Thursday, December 25, 2008

On the Holiday Reading List

Our good friend and citizen media savant Dan Gillmor brings to our attention a new report from the Berkman Center on the new media called Media Re:public.

There's is much to read and digest in this report, and that will wait for days off [HA!] during the holiday break. There is one highlight for now, and it is a new breakdown that the authors propose regarding the different flavors of media:

Legacy Media -- They began in the pre-Internet era, and while may be very active players, remain non-native. A great term rather than "traditional" or "main stream."

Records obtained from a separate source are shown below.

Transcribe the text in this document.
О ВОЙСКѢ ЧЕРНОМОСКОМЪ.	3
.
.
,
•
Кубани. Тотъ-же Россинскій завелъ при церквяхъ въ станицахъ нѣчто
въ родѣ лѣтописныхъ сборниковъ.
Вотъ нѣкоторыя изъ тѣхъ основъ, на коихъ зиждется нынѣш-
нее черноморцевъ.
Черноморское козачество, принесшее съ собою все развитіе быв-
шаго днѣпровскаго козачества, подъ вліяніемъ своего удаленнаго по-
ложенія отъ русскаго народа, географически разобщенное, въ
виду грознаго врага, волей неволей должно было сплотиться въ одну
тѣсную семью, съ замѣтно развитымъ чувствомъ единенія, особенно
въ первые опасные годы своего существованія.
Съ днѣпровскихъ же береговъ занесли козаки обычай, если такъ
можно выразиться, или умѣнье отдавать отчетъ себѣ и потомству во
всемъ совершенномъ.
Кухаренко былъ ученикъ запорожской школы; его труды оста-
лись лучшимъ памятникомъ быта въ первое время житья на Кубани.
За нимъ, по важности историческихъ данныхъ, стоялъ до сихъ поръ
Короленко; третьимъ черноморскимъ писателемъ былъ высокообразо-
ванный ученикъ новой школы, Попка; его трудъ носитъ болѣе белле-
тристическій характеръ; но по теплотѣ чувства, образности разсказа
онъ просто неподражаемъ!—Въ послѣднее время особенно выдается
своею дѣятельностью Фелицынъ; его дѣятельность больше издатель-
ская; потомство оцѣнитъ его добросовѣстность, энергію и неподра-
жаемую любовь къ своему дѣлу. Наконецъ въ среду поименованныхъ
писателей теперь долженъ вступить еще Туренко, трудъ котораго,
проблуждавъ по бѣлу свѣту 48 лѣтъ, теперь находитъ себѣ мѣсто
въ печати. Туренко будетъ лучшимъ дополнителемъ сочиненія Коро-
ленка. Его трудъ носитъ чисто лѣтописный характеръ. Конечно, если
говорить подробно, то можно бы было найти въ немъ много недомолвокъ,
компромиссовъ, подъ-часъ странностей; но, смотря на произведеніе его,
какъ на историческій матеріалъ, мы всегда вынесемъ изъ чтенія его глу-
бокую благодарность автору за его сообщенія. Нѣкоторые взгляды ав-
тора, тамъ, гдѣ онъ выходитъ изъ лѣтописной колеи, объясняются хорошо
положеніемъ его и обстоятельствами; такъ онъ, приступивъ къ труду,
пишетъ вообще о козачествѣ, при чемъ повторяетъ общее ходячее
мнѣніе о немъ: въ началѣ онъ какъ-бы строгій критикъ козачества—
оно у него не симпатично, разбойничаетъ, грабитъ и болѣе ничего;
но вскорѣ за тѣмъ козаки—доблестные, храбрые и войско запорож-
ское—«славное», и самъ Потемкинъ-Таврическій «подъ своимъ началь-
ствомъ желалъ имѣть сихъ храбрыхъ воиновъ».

Web-Native Media -- Better than "new media" -- or as one colleague said, if you're in charge of new media, does that mean I'm in charge of the old media -- or "advanced media" -- another comment being, so if MLB had an advanced media division, does that mean the rest of public relations in backward -- and it speaks to the nature of the beast: these are media born on-line that exist for first distribution on-line. When the creators of Fark.com and RegretTheError.com write books, they don't become legacy -- their content was created for original distribution on-line.

Participatory Media -- To me, this is the best term; better than my own catchy B&B (boards and blogs). These are, using the Jay Rosen phrase "people formerly known as the audience," the interactives, and an intersting point is made -- we had these before and we called them letters to the editor, CATV access and radio call-in shows.

I like the way they related to the past -- another constant theme that there are indeed constant themes. Scale and speed are the real change factors, not the internet itself.